Cancellations made with less than 24 hours prior to your appointment are charged at the full rate of the session.

I recognize this may feel unfair, especially if the reason for cancellation is unavoidable or beyond your control. Like anything else in our work together, I am open to discussing this policy at any time, and especially encourage you to let me know if you find it is impeding your participation in any way.

PAYMENT

I request payment at the time of our sessions, unless other arrangements are made. I prefer using Zelle for processing payments, though Venmo or a bank issued or personal check are also fine.

INSURANCE AND FSA/HSA

I am not on any insurance panels, though I can write a statement for you to submit to your insurance company for reimbursement. I would be considered an out-of-network provider. I can also write statements (which do not require a diagnosis) for Health Savings Accounts or Flexible Spending Accounts.

COUPLES THERAPY

When I work with couples, if either partner communicates with me privately I still hold the couple relationship as my primary focus, and cannot hold secrets in the relationship. If you disclose information privately which is uncomfortable for you to tell your partner, I will work to support you in sharing that information with them. If you are unwilling to do so, it may be necessary for me to terminate our working together.

PHONE AND EMAIL CONTACT

Cell phone: 510-206-1444
Voicemail only: 510-548-4950
Email: jeffcohenMFT@gmail.com

I try to return all calls within 24 hours. You are welcome to use my cell phone anytime. If there is something of a timely nature, please call or text rather than email. I will assume it is all right for me to leave confidential messages on your phone unless you tell me otherwise.

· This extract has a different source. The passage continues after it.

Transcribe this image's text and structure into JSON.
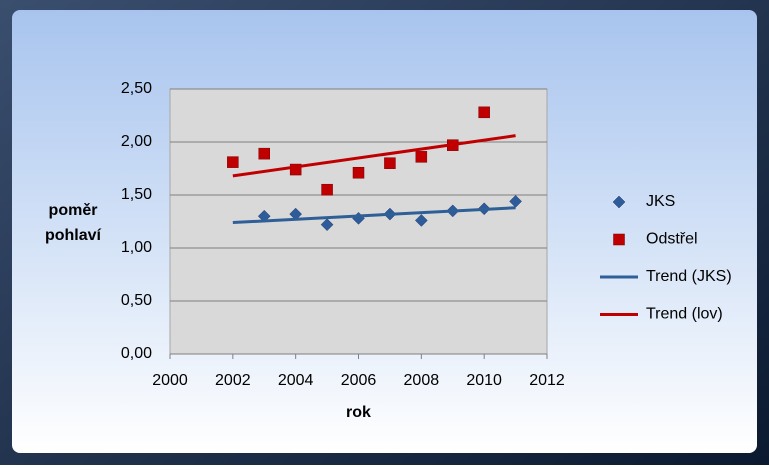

Please be aware that my email is not encrypted, and that confidentiality with email can be easily compromised. For this reason I suggest using email only for scheduling and logistics.

CONFIDENTIALITY

The information disclosed by you in sessions and the written records of those sessions are held in strict confidence, unless you provide written permission for me to release information about your treatment to specific people. If you participate in couples or family therapy, I will not disclose information unless all involved parties provide their written authorization to do so.

There are exceptions to confidentiality, however. Therapists are required by law to report instances of suspected child, dependent adult or elder abuse; this includes sex with a minor if you are over 18. Therapists may also be required or permitted to break confidentiality when they have determined that a patient presents a serious danger of physical violence to another person or their property, or when a patient is dangerous to him or herself. Other exemptions occur if you make your own mental or emotional state an issue in a legal proceeding, or under clauses invoked in the HIPPA or the USA Patriot Act.

Further, I may occasionally consult with other mental health professionals about our work together, though your identity will remain anonymous and your confidentiality will be fully maintained.

TERMINATION OF THERAPY

You may initiate ending therapy at any time, without any obligations other than those you have already incurred. The termination process is an integral part of therapy and is often a rich part of the work, but how this happens—for instance, over one session or many—will be as individual as the course of your therapy. If needed, I will assist you in finding another clinician with whom to work.

LITIGATION LIMITATION

Because the therapeutic process involves self-disclosure regarding matters of a confidential nature, it is not my policy to testify in any legal proceedings involving you, as it would breach that confidentiality and possibly my neutrality in your treatment. I would discourage your from bringing your mental or emotional state into a legal proceeding. If I am required to participate in court matters on your behalf, I charge my full hourly rate for all time spent therein, including preparation and transportation time.

Please print a copy for your records. If there is anything you would like to discuss before signing please let me know.